A High Octane Year for Xcite Car Leasing

 

As Q4 came to an end, Director Spencer Blake, reflected on one of the most rip-roaring years Xcite Car Leasing has ever seen and how the vehicle leasing sector's looking primed for 2026…

The impact of the EV grant programme

I feel the EV grant was a good idea but that it’s had limited short-term impact in the Contract Hire and leasing channel.  Every car that’s eligible for the grant is now more expensive to lease than before that grant, mainly due to the impact on the residual value.  The money would have perhaps been better spent supporting used EVs; if these become better value, it helps to bolster the residual values on new cars and engenders confidence from leasing companies, encouraging more aggressive pricing strategies. 

Chinese entrants still going strong

The new Chinese entrants were incredibly aggressive in 2025, and I see no sign of this abating in 2026. There was an incredible stat shared by CAP HPI this year that showed it took both Toyota and Kia 10 years to gain 1% market share. MG under Chinese ownership achieved that in 5 years,  BYD in 2 years and currently Jaecoo, Chery and Omoda are on track to achieve 1% of the UK new car market in less than 12 months!

This has been helped by the lower tariffs combined with a very aggressive pricing strategy.  It brings Xcite Car Leasing, as a broker, massive opportunities, both with the new entrants but also the incumbent manufacturers.  We have seen a few look to the broker market where they hadn’t previously, to help them combat the Chinese entrants and protect their market share. In 2026 I expect us to be able to offer our customers competitive pricing on more makes and models than ever before.

Intense competition continues

The competition among leasing companies, funders and manufacturers continues unabated. 2025 saw the broker market consolidate, with some smaller brokers ceasing trading, others who have seen the value in appointed representative (AR) partnerships, and still others who have been acquired to form larger businesses, thus benefiting from economies of scale and shared resources.  

We have also seen the top 15 brokers dominate the online space. In terms of the lease companies themselves, it’s been a challenging year. Many are feeling the effects of losses from EV disposals at end of lease which has made them very cautious about writing more of this business.  On a positive note, it does feel like the EV residuals have stabilised and once the EVs that were leased 2 or 3 years ago wash through, the lease companies should be in a better place to look to build their fleets again.

Xcite Car Leasing has multiple routes to market in addition to personal leasing, including a fleet management arm incorporating  BCH,  Salary Sacrifice,  as well as Retail PCH. We’ve also partnered with the AA, the largest motoring brand in the UK, to further expand our reach.  Brokers who only operate in one sector may struggle over the medium term. 

ZEV mandate progress

Although there seems to be some talk that the Government will push back the end of ICE, it’s difficult for manufacturers to keep pivoting strategy and the acceleration towards EV is already well under way. 

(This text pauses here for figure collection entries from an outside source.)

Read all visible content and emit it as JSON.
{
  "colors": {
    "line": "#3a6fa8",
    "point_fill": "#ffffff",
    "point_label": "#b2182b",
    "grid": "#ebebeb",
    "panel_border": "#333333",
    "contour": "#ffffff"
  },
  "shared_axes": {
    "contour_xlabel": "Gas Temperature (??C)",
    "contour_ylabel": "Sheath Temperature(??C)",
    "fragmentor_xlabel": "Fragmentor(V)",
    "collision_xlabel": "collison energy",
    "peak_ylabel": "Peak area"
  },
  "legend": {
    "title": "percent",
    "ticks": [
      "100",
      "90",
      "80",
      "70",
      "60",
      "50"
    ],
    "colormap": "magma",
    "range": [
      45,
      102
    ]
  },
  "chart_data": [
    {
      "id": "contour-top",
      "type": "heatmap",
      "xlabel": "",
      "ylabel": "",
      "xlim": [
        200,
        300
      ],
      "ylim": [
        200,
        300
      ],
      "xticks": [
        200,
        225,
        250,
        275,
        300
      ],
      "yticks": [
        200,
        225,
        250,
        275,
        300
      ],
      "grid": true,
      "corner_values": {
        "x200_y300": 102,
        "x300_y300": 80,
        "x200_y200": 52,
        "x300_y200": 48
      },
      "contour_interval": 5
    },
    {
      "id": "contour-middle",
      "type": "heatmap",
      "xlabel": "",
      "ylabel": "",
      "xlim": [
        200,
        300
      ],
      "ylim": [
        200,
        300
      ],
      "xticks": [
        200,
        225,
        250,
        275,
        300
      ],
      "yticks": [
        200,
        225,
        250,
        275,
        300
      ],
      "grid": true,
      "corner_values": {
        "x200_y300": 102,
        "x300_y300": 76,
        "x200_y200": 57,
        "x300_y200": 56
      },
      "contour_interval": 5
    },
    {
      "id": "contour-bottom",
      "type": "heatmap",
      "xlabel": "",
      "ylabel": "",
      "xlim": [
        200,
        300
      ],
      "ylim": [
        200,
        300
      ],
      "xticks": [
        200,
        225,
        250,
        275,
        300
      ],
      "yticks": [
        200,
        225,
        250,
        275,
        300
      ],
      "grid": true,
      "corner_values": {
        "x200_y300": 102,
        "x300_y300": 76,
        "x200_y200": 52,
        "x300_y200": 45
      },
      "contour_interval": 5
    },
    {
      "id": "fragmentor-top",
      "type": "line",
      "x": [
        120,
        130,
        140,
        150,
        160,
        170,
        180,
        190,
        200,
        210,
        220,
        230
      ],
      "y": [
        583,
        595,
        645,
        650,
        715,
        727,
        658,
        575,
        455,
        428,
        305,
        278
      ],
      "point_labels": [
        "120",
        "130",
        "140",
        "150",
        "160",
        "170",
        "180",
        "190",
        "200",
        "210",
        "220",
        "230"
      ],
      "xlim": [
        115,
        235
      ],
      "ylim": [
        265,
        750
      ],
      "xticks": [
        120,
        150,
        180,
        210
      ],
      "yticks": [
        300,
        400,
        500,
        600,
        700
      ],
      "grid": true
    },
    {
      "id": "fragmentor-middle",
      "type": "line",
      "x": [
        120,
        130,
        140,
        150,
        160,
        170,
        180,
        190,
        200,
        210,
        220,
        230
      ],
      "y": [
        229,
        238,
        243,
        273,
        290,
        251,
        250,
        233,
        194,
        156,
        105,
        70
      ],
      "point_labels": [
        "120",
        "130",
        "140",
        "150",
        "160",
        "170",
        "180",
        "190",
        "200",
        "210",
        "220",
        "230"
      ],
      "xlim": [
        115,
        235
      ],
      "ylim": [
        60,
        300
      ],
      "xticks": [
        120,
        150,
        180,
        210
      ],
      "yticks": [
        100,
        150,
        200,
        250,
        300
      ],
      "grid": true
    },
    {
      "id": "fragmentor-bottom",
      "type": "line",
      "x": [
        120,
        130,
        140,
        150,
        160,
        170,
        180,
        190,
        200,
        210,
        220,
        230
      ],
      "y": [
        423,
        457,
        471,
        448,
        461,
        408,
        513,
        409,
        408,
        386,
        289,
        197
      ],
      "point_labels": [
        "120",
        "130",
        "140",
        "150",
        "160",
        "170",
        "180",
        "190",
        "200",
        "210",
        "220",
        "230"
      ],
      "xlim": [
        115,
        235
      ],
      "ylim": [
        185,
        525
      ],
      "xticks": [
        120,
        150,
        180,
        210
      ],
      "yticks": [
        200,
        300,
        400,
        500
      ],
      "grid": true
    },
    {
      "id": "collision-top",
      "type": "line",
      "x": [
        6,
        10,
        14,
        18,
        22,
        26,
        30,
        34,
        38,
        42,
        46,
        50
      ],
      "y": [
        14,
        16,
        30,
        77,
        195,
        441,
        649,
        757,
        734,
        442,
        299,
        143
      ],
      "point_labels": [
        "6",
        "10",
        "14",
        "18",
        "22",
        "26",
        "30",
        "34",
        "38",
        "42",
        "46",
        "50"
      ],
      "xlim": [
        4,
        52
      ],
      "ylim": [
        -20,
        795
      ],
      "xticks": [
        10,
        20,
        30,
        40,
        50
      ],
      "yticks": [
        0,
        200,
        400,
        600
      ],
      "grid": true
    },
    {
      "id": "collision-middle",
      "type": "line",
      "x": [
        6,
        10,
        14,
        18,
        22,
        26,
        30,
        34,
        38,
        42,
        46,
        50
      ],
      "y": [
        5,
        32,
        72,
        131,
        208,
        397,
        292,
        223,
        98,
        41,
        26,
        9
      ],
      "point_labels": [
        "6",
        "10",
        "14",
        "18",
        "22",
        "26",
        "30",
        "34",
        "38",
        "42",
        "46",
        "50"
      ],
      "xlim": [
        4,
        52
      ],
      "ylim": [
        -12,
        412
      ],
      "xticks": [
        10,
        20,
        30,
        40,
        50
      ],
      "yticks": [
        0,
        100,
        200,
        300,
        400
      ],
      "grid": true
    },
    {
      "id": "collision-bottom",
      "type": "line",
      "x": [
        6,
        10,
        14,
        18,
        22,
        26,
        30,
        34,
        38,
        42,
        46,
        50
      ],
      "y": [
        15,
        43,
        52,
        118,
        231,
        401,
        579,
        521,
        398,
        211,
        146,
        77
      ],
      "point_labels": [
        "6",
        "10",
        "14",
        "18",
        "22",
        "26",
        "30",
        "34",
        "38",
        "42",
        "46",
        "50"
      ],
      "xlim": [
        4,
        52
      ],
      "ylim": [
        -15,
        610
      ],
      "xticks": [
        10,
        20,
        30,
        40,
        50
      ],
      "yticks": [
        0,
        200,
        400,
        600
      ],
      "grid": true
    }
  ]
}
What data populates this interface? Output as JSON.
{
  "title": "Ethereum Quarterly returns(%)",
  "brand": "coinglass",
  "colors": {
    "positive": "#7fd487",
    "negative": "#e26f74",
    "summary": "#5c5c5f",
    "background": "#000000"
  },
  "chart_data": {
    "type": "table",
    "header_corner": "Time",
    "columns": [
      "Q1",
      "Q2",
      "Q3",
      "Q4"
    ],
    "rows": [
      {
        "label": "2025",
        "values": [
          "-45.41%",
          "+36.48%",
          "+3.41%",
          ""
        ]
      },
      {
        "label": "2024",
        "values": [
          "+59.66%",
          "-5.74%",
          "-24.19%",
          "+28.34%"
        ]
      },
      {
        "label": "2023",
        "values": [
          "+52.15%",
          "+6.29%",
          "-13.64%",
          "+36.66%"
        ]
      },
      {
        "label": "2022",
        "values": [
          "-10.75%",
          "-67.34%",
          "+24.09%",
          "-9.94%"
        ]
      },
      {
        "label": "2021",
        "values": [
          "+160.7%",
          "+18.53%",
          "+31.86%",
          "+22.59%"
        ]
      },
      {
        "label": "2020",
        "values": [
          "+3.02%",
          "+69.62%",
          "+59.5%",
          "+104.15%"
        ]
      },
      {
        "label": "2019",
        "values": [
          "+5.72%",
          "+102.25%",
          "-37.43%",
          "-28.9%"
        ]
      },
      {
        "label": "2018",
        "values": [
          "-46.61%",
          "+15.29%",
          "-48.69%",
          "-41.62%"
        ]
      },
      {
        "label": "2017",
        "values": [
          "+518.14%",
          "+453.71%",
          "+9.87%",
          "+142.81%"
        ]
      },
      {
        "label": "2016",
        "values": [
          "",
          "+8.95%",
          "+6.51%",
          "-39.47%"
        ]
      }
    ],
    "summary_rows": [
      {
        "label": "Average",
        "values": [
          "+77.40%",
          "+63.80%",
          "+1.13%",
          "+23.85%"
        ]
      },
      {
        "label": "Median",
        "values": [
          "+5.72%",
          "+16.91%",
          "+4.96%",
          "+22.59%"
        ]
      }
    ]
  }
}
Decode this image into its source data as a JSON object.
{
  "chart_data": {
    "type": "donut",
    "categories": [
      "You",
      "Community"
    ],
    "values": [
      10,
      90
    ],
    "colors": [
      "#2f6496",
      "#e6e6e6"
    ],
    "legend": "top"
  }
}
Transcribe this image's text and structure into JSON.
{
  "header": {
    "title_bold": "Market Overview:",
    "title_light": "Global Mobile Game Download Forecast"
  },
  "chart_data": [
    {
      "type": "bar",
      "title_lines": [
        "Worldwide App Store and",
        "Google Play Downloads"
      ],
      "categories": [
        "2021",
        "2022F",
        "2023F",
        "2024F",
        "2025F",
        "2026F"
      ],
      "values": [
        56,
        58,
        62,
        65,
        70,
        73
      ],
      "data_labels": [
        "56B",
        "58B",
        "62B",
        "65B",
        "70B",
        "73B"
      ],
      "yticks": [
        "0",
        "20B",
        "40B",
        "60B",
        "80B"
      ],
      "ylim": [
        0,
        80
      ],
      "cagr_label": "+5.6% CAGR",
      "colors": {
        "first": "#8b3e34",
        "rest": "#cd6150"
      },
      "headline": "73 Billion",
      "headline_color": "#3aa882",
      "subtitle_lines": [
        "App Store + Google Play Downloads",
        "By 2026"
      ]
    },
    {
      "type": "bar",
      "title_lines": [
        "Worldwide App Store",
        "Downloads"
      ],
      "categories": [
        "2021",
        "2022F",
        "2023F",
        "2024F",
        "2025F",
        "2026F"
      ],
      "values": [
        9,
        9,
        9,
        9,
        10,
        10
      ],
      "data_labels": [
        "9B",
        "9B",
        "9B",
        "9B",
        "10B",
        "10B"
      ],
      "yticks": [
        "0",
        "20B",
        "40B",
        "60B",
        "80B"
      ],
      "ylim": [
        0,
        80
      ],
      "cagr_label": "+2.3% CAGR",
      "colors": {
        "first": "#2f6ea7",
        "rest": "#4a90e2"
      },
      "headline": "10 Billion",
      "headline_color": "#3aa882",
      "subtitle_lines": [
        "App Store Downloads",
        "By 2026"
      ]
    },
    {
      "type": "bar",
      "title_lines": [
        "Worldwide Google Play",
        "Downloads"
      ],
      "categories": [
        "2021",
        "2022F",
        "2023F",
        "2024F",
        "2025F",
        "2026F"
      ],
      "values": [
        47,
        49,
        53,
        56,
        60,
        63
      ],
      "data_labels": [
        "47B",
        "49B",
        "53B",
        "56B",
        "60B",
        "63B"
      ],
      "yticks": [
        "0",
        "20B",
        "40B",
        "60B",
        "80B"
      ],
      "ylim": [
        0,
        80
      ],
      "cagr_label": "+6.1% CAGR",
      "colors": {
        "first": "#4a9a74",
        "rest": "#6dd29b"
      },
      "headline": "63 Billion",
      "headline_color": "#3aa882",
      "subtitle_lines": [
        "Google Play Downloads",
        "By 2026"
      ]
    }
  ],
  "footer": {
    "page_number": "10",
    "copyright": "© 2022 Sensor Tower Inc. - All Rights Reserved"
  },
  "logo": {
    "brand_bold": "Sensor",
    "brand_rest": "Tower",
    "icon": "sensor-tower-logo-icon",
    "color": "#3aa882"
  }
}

I don’t see the price of new ICE falling, but I do expect petrol and diesel vehicles to become slightly cheaper to lease as the RVs improve based on lack of used supply in 3 and 4 years’ time. That said, many lease companies may hold margin to help offset the losses experienced on EV disposal. It’s similar for the manufacturer; if they can retain profit in the ICE it helps offset the losses they’re taking in order to force EV into the market.

Road-tested to the limit

This year has been the most challenging I’ve encountered in the 21 years spent running this business. Winning both the contract to partner with the AA and another key tender, to manage a single fleet of over 2100 vehicles (within two weeks of each other) in late November 2024, pushed our people, systems and processes to the limit. Our teams have grown rapidly and been thoroughly road tested in 2025.

We experienced record months in August, September and October boosted by AA deals, those through our ARs, and high delivery figures, followed by a lull during October half term that continued, as a result of people having one eye on the budget and the other on Christmas.

Spencer's top leasing tips for 2026

2025 was about ensuring we had the infrastructure in place to manage key new contracts, whilst also not losing sight of delivering a market-leading service for our existing customers. 

In 2026, our focus will be on working hard to ensure we provide an excellent service and bring our customers the very best offers. There should be plenty of great deals on makes and models that are completely new to the leasing scene, resulting from the intense competition we’re seeing.